In both these cities there is exhaustion.
It’s the kind of exhaustion that comes with carrying a world you never asked to take care of.
The kind where your fruits are stolen, where your olives are burned, where your sky is polluted by fire and storm and where the drought is forced upon you. Where your culture is hijacked, where your movement is controlled, where your beliefs are demonized, where your life is taken from you like a feather.
This land is as tough as it is soft.
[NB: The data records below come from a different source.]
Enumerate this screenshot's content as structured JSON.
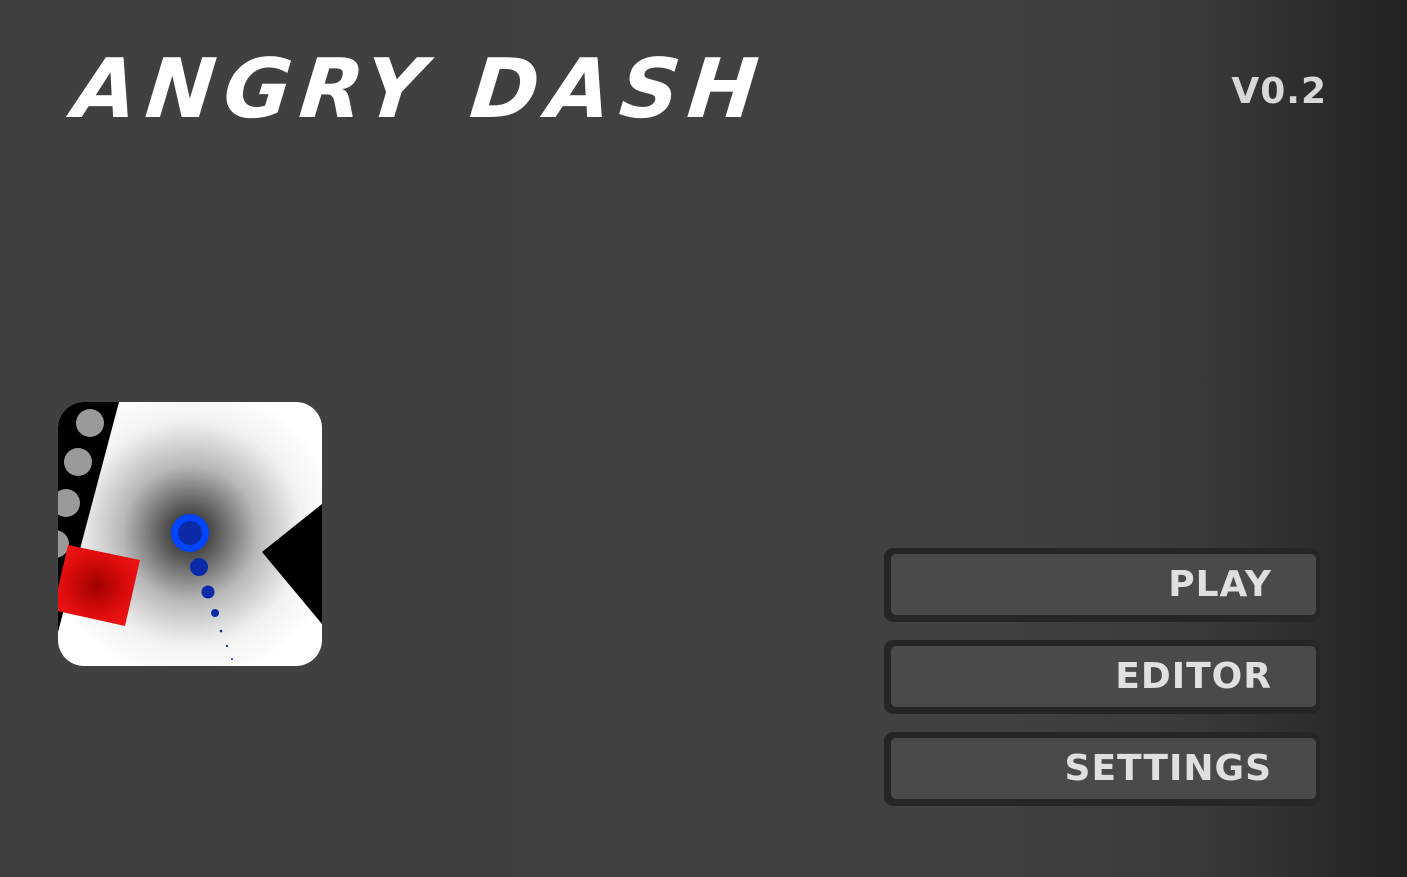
{
  "title": "ANGRY DASH",
  "version": "V0.2",
  "logo": {
    "icon": "angry-dash-game-logo",
    "colors": {
      "background": "#ffffff",
      "player": "#0044ff",
      "player_core": "#0a2aa8",
      "block": "#e81010",
      "spike": "#000000",
      "wall": "#000000",
      "wall_dots": "#9a9a9a"
    }
  },
  "menu": {
    "items": [
      {
        "label": "PLAY"
      },
      {
        "label": "EDITOR"
      },
      {
        "label": "SETTINGS"
      }
    ]
  },
  "colors": {
    "background": "#404040",
    "button_border": "#262626",
    "button_fill": "#4a4a4a",
    "button_text": "#e0e0e0",
    "title_text": "#ffffff"
  }
}
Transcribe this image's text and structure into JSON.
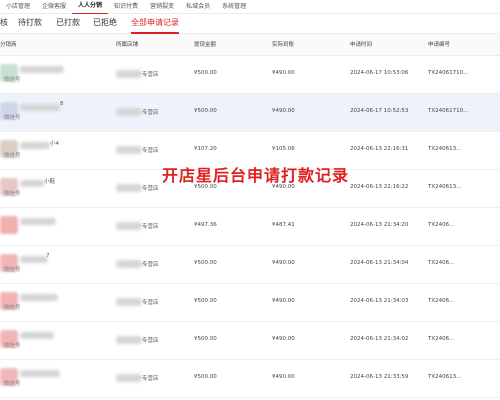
{
  "topnav": [
    {
      "label": "小店管理",
      "active": false
    },
    {
      "label": "企微客服",
      "active": false
    },
    {
      "label": "人人分销",
      "active": true
    },
    {
      "label": "知识付费",
      "active": false
    },
    {
      "label": "营销裂变",
      "active": false
    },
    {
      "label": "私域会员",
      "active": false
    },
    {
      "label": "系统管理",
      "active": false
    }
  ],
  "subtabs": [
    {
      "label": "核",
      "active": false
    },
    {
      "label": "待打款",
      "active": false
    },
    {
      "label": "已打款",
      "active": false
    },
    {
      "label": "已拒绝",
      "active": false
    },
    {
      "label": "全部申请记录",
      "active": true
    }
  ],
  "table": {
    "columns": [
      "分销商",
      "所属店铺",
      "提现金额",
      "实际到账",
      "申请时间",
      "申请编号"
    ],
    "rows": [
      {
        "name_suffix": "",
        "sub": "微信号",
        "shop": "专营店",
        "applied": "¥500.00",
        "actual": "¥490.00",
        "time": "2024-06-17 10:53:06",
        "no": "TX24061710...",
        "avatar_color": "#c8e0cf"
      },
      {
        "name_suffix": "8",
        "sub": "微信号",
        "shop": "专营店",
        "applied": "¥500.00",
        "actual": "¥490.00",
        "time": "2024-06-17 10:52:53",
        "no": "TX24061710...",
        "avatar_color": "#cfd6e8"
      },
      {
        "name_suffix": "小4",
        "sub": "微信号",
        "shop": "专营店",
        "applied": "¥107.20",
        "actual": "¥105.06",
        "time": "2024-06-13 22:16:31",
        "no": "TX240613...",
        "avatar_color": "#d9d0c3"
      },
      {
        "name_suffix": "小鞋",
        "sub": "微信号",
        "shop": "专营店",
        "applied": "¥500.00",
        "actual": "¥490.00",
        "time": "2024-06-13 22:16:22",
        "no": "TX240613...",
        "avatar_color": "#e8c7c7"
      },
      {
        "name_suffix": "",
        "sub": "",
        "shop": "专营店",
        "applied": "¥497.36",
        "actual": "¥487.41",
        "time": "2024-06-13 21:34:20",
        "no": "TX2406...",
        "avatar_color": "#f0b0b0"
      },
      {
        "name_suffix": "7",
        "sub": "微信号",
        "shop": "专营店",
        "applied": "¥500.00",
        "actual": "¥490.00",
        "time": "2024-06-13 21:34:04",
        "no": "TX2406...",
        "avatar_color": "#f2b6b6"
      },
      {
        "name_suffix": "",
        "sub": "微信号",
        "shop": "专营店",
        "applied": "¥500.00",
        "actual": "¥490.00",
        "time": "2024-06-13 21:34:03",
        "no": "TX2406...",
        "avatar_color": "#f0b3b3"
      },
      {
        "name_suffix": "",
        "sub": "微信号",
        "shop": "专营店",
        "applied": "¥500.00",
        "actual": "¥490.00",
        "time": "2024-06-13 21:34:02",
        "no": "TX2406...",
        "avatar_color": "#f1b5b5"
      },
      {
        "name_suffix": "",
        "sub": "微信号",
        "shop": "专营店",
        "applied": "¥500.00",
        "actual": "¥490.00",
        "time": "2024-06-13 21:33:59",
        "no": "TX240613...",
        "avatar_color": "#f2b8b8"
      }
    ]
  },
  "watermark": "开店星后台申请打款记录",
  "colors": {
    "accent": "#e02020",
    "highlight_row": "#eef3fb"
  }
}
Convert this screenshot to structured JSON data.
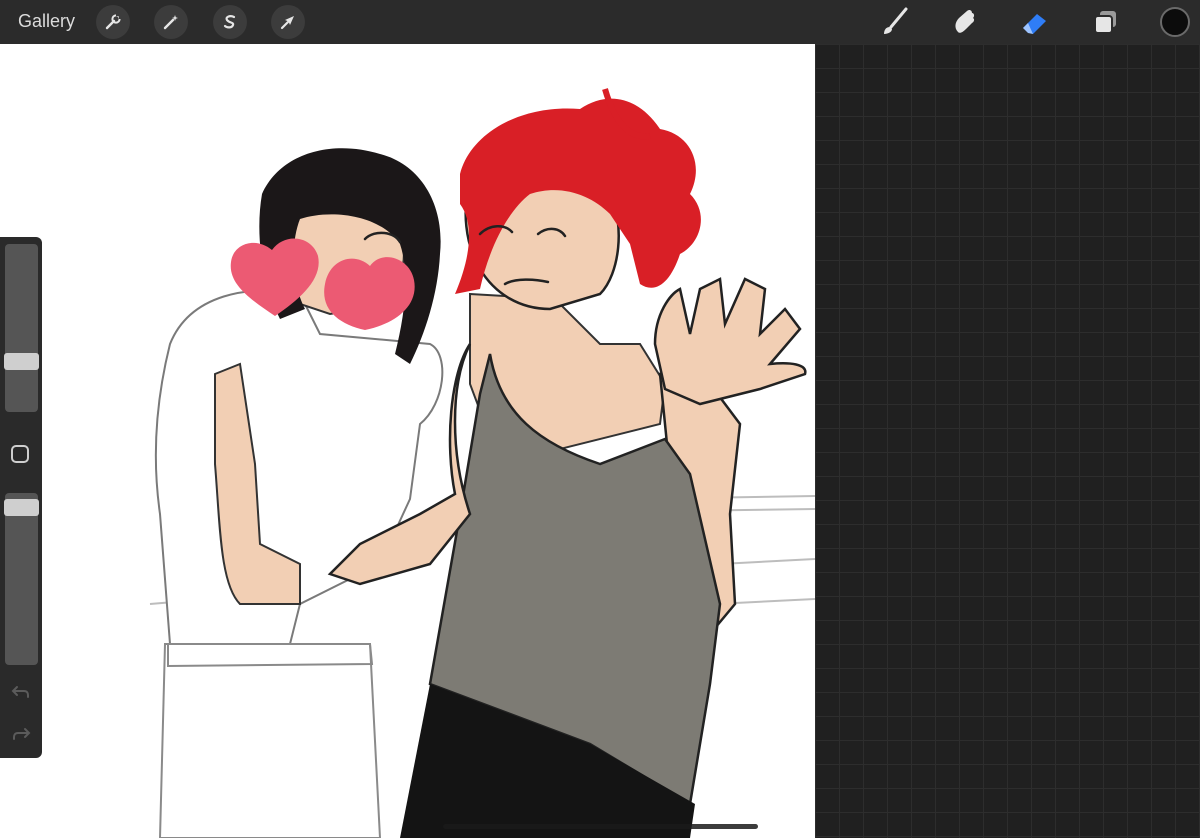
{
  "app": {
    "gallery_label": "Gallery"
  },
  "toolbar_left": [
    {
      "name": "actions",
      "icon": "wrench-icon"
    },
    {
      "name": "adjustments",
      "icon": "magic-wand-icon"
    },
    {
      "name": "selection",
      "icon": "selection-s-icon"
    },
    {
      "name": "transform",
      "icon": "arrow-cursor-icon"
    }
  ],
  "toolbar_right": [
    {
      "name": "brush",
      "icon": "brush-icon"
    },
    {
      "name": "smudge",
      "icon": "smudge-finger-icon"
    },
    {
      "name": "eraser",
      "icon": "eraser-icon",
      "active": true
    },
    {
      "name": "layers",
      "icon": "layers-icon"
    }
  ],
  "colors": {
    "accent_active": "#2f7df6",
    "current_color": "#0c0c0c",
    "toolbar_bg": "#2b2b2b",
    "canvas_bg": "#ffffff",
    "hair_red": "#d91f26",
    "heart_pink": "#ec5a73",
    "skin": "#f2cfb4",
    "top_gray": "#7d7b74"
  },
  "sidebar": {
    "brush_size_level": 0.28,
    "opacity_level": 0.96,
    "modifier_icon": "square-modifier-icon",
    "undo_icon": "undo-icon",
    "redo_icon": "redo-icon"
  }
}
It has been forced to mutate into operation. You have forced us to mutate to the way the western world chooses to function so that we can survive you. We are constantly reactive, and no matter how chaotic, no matter how poorly you might view it, our mutations, our multitudes, our life will always find a way to be free and alive.
There are many things I don’t know, but I know I wouldn’t want to be anywhere but somewhere in Cairo and Bethlehem.